寄り道 高野素十論
その20
蟇目良雨
久女句集刊行を断固反対する虚子
杉田久女が自らの句集上梓を望んで幾度か上京し虚子に会おうと試みたが、虚子はどうしても会わなかった。
会わなかったばかりでなく虚子に関係の無いところで出版が決まりかけた時、その出版社に無言の圧力をかけて出版社の方から久女に断りが届くことになった。理由は久女句集を発行すると「今後、虚子からの仕事を貰えなくなる」ということであった。抜け目ない虚子のことであるから証拠を残すようなことはしない。出版社に忖度させたのである。
久女が藁にすがる思いで頼った人に水原秋櫻子がいる。秋櫻子は当時「ホトトギス」を離脱して「馬醉木」に拠っていたのだが、秋櫻子は虚子に当てこすって久女句集を刊行させようとしたのではない。久女の高等女子師範学校の同級生に秋櫻子の姉がいたから、その縁で頼られて何とかしてあげたいと思っただけである。
また、徳富蘇峰にも頼ったと言われている。外部の人にとって句集の出版を何故妨害するのか恐らく理解できなかったからであろう。是非、出版させてあげたいと思うのは当然のことだと思われる。
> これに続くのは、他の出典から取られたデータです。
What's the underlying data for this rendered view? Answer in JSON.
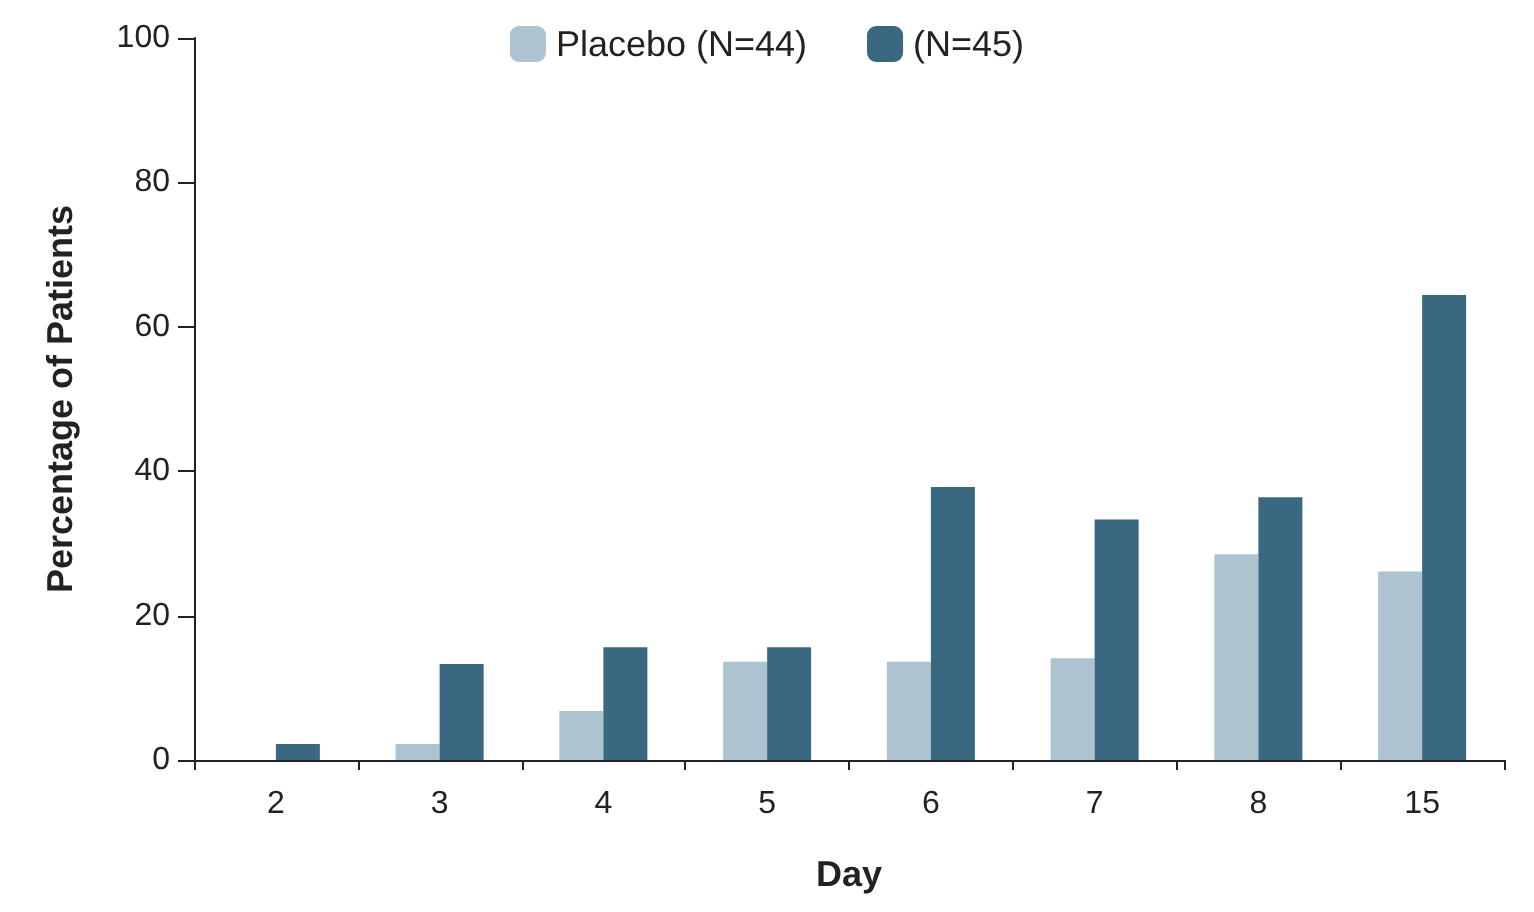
{
  "chart_data": {
    "type": "bar",
    "xlabel": "Day",
    "ylabel": "Percentage of Patients",
    "categories": [
      "2",
      "3",
      "4",
      "5",
      "6",
      "7",
      "8",
      "15"
    ],
    "series": [
      {
        "name": "Placebo (N=44)",
        "color": "#adc3cf",
        "values": [
          0,
          2.2,
          6.8,
          13.6,
          13.6,
          14.1,
          28.5,
          26.1
        ]
      },
      {
        "name": "(N=45)",
        "color": "#3a6880",
        "values": [
          2.2,
          13.3,
          15.6,
          15.6,
          37.8,
          33.3,
          36.4,
          64.4
        ]
      }
    ],
    "ylim": [
      0,
      100
    ],
    "yticks": [
      0,
      20,
      40,
      60,
      80,
      100
    ],
    "grid": false,
    "legend": "top"
  }
}
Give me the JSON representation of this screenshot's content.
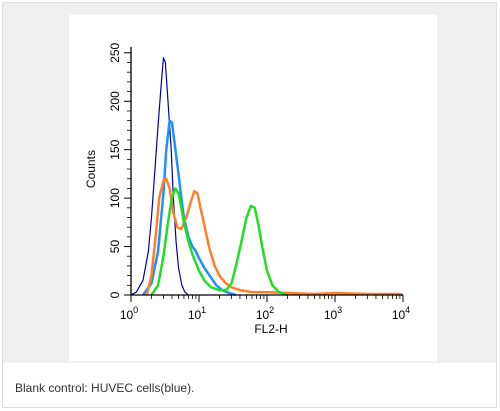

しかし、もし、虚子が次のように考えたらどうであろうか。
還暦になった虚子はそれまでにも軽い脳梗塞など患っていた。幼い女の子を抱えた娘の立子のこれからの生活の安定を考える上で俳誌「玉藻」を昭和五年に発行し、「玉藻」にはホトトギスの有力な同人会員を送り込んでいた。「玉藻」の番頭格は高野素十であった。素十は昭和七年にドイツへ医学研修の二年間の留学に赴いたが、殆ど毎号ドイツから作品と文章を「玉藻」に送り届けたのであった。
前にも書いたが久女は二十九歳ですでに
花衣脱ぐやまつはる紐いろ〳〵
を発表し、三十二歳では
足袋つぐやノラともならず教師妻
を、四十歳の昭和五年の年末に応募した句
谺して山ほととぎすほしいまま
が、新日本名勝俳句の帝国風景院賞二十句の内に選ばれ、しかも金賞を受賞した。更に
橡の実のつぶて颪や豊前坊
が銀賞に選ばれるというダブル受賞の栄誉に浴し、女流俳句作家として不動の地位を築きあげていたのである。